In a medium bowl, whisk together the whole wheat pastry flour, all-purpose flour, cornstarch, baking powder, baking soda, cinnamon, ginger, and salt.
Add the eggs, milk, vanilla, granulated sugar, and turbinado sugar to a large bowl and whisk for 30 seconds. Add the oil and whisk until well-combined.
Add the flour mixture and mix until just combined. Add the shredded carrots and mix until combined.
Pour the batter into the pan, then bang the pan a few times on the counter to remove any air bubbles and level the batter.
Bake until the top is light golden and a toothpick comes out with a few small crumbs attached, about 25 minutes. Let the cake cool fully in the pan. Run an offset spatula around the edges of the cake and turn it out onto a wire rack, then peel off the parchment. Set the cake aside.
The cake can be made several days ahead and stored in the refrigerator wrapped tightly in plastic wrap.
Blueberry milk crumbs
Lower the oven temperature to 200.
Combine 1/2 cup of the dry milk, flour, cornstarch, sugar, and salt in a medium bowl. Stir in the melted butter until all of the dry ingredients are absorbed.
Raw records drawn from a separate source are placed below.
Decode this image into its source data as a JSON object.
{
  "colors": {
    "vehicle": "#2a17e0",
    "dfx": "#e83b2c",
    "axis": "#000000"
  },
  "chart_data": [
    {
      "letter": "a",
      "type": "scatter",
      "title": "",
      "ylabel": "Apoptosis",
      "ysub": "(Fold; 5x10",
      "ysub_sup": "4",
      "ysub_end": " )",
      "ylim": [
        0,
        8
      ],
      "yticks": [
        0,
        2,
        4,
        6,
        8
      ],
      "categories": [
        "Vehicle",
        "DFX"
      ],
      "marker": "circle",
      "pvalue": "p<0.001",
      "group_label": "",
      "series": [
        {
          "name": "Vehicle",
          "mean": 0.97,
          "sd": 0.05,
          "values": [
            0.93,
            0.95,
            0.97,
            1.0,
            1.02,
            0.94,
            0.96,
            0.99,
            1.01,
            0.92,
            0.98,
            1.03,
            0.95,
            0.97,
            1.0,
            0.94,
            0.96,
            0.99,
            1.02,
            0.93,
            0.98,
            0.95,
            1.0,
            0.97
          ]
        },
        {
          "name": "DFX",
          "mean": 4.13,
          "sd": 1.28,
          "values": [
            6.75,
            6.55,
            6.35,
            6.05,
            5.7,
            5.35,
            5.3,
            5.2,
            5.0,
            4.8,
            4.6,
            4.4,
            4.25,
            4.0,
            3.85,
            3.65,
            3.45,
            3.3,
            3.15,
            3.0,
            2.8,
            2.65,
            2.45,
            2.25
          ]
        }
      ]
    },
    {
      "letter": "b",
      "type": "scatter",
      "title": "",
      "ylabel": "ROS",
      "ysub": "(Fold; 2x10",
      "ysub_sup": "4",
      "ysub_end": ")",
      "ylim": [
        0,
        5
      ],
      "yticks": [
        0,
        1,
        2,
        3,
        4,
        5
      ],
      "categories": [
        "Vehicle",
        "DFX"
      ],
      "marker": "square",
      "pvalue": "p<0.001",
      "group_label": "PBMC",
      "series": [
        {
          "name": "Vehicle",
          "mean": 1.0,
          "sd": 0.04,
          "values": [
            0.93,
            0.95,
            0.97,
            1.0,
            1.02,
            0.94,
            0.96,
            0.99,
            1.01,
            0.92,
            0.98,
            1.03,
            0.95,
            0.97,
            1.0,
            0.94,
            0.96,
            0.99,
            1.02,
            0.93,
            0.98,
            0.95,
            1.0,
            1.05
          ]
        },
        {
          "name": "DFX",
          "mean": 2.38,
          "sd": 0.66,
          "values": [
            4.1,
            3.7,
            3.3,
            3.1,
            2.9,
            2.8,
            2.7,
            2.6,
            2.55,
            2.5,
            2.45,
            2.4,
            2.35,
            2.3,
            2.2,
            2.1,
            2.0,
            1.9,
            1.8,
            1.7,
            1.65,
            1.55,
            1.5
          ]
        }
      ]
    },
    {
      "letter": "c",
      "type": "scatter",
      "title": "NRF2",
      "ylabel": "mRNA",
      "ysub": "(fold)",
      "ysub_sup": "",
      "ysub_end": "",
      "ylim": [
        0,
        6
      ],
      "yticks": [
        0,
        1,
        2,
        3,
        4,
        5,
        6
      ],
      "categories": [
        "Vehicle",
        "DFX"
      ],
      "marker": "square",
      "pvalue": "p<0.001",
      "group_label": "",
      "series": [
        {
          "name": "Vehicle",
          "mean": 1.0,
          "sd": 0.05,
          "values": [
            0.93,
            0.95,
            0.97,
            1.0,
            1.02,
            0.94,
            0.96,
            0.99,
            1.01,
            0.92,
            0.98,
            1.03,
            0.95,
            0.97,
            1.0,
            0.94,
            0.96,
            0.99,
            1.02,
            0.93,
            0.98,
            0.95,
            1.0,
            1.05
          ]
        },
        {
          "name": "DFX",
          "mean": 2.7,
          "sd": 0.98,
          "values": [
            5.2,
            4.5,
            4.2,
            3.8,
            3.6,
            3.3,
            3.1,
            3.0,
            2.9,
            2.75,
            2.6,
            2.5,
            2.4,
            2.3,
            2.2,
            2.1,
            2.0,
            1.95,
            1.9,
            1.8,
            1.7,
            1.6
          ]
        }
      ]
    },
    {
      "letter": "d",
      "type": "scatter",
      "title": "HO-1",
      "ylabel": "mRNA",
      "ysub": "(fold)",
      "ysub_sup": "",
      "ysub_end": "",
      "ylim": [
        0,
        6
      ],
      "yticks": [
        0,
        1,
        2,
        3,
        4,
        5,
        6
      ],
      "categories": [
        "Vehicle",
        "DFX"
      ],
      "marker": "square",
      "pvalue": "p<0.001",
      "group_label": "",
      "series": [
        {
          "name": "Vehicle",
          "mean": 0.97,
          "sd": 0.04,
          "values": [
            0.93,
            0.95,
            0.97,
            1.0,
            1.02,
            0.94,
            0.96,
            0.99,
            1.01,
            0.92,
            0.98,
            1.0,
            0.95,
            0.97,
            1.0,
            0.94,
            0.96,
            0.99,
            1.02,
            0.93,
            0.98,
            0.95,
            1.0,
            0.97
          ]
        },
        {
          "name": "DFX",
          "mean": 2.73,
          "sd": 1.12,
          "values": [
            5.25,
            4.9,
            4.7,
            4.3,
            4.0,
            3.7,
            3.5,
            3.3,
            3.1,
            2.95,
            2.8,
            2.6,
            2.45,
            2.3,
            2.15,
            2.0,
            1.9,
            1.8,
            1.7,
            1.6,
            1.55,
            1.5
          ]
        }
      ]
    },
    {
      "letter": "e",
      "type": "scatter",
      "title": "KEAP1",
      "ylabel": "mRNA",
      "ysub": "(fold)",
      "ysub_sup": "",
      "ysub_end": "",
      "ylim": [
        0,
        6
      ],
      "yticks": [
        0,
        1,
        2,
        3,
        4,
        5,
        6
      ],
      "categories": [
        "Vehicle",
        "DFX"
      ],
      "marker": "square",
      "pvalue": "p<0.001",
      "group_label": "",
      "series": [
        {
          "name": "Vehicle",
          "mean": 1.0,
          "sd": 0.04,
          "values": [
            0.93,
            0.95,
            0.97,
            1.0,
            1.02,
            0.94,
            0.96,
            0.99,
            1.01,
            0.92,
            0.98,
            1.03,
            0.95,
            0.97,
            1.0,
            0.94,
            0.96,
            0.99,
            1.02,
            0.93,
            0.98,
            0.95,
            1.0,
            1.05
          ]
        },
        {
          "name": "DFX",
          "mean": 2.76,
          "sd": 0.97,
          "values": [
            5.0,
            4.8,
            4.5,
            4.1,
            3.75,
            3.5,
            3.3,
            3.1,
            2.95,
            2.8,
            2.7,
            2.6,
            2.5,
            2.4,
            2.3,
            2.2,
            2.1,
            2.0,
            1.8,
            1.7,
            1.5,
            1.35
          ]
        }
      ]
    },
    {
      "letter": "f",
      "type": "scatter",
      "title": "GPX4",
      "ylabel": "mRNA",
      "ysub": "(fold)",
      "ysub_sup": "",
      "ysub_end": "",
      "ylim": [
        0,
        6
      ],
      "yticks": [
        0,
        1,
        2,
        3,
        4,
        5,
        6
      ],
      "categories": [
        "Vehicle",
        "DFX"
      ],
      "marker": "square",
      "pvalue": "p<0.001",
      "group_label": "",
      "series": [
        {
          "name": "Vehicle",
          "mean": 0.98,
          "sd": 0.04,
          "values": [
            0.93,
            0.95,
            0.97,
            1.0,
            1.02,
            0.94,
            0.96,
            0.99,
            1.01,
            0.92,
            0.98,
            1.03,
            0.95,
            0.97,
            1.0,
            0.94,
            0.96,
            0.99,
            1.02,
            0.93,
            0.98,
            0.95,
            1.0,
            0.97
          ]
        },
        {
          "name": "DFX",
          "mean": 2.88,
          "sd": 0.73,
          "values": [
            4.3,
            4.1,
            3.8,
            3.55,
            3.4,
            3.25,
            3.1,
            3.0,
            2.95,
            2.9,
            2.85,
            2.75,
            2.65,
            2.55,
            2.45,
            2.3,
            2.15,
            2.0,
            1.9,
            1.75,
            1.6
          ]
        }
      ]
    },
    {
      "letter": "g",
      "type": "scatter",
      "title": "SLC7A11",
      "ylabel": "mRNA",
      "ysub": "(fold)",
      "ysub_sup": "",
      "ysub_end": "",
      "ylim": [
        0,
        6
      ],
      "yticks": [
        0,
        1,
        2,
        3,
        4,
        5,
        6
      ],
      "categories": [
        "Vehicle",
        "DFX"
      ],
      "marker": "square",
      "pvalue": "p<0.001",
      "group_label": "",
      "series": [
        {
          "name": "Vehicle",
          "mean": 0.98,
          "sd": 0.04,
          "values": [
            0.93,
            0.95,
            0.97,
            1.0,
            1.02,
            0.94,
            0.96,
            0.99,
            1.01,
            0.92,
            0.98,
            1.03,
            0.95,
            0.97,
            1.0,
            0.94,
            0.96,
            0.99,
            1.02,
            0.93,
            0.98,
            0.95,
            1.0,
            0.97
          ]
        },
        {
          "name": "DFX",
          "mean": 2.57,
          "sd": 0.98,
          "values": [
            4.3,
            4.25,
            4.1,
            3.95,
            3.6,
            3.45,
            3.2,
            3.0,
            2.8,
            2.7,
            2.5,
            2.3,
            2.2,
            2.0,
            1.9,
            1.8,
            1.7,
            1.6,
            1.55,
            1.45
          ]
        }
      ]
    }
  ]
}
Transfer the mixture to a small sheet pan and bake, stirring every few minutes, until the milk crumbs are light golden brown, about 12 minutes.
A few minutes before the milk crumbs are done, melt the white chocolate in a microwave-safe bowl (I did this in two 25-second bursts and stirred well after the second round).
Transfer the milk crumbs to a medium bowl. Add the remaining 1/4 cup dry milk to the bowl and stir well to combine. Add the melted white chocolate and stir well. Put the bowl in the fridge and stir the mixture every 5 minutes. Once the white chocolate has solidified, break up any large pieces into pea-sized chunks.
Pulverize the freeze-dried blueberries either in a mortar and pestle or spice grinder. Add the powdered blueberries (about 5 tablespoons) to the milk crumbs and mix well to combine.
Refrigerate until ready to use.
Blueberry preserves
Add all the ingredients to a small saucepan and cook over medium heat until 2/3 of the berries have burst and the mixture is thick, about 10 minutes. Transfer the preserves to a small bowl and set aside.
Cream cheese frosting
Add the cream cheese to a medium bowl and beat well until very smooth. Add the butter and vanilla and beat well until incorporated. Add the sugar and beat until combined. Set aside.
Assemble the cake
Use a 6" cake ring to cut two circles out of the carrot cake. For the first circle, position the ring so that the right side is in the center of the cake and the bottom edge is nearly flush with the bottom edge of the cake. Cut the second circle similarly, with the left side of the ring at the center of the cake. Use a large offset spatula to transfer the two cake rounds to a wire rack. Cut a crescent shape out of the remaining cake by positioning the ring above one of the cut out circles, with the top edge of the ring aligned with the top edge of the cake. Cut another piece of cake, this time with the bottom edge of the ring aligned with the top edge of one of the cut out circles. (See this tutorial in the Washington Post for some tips on cutting the cake rounds and assembling the cake.)
Wipe the ring clean, then center it on a 7" cardboard cake round set on a small plate Line the ring with one of the acetate strips.
Place one cake round in the bottom of the ring and press it so that it fits snugly.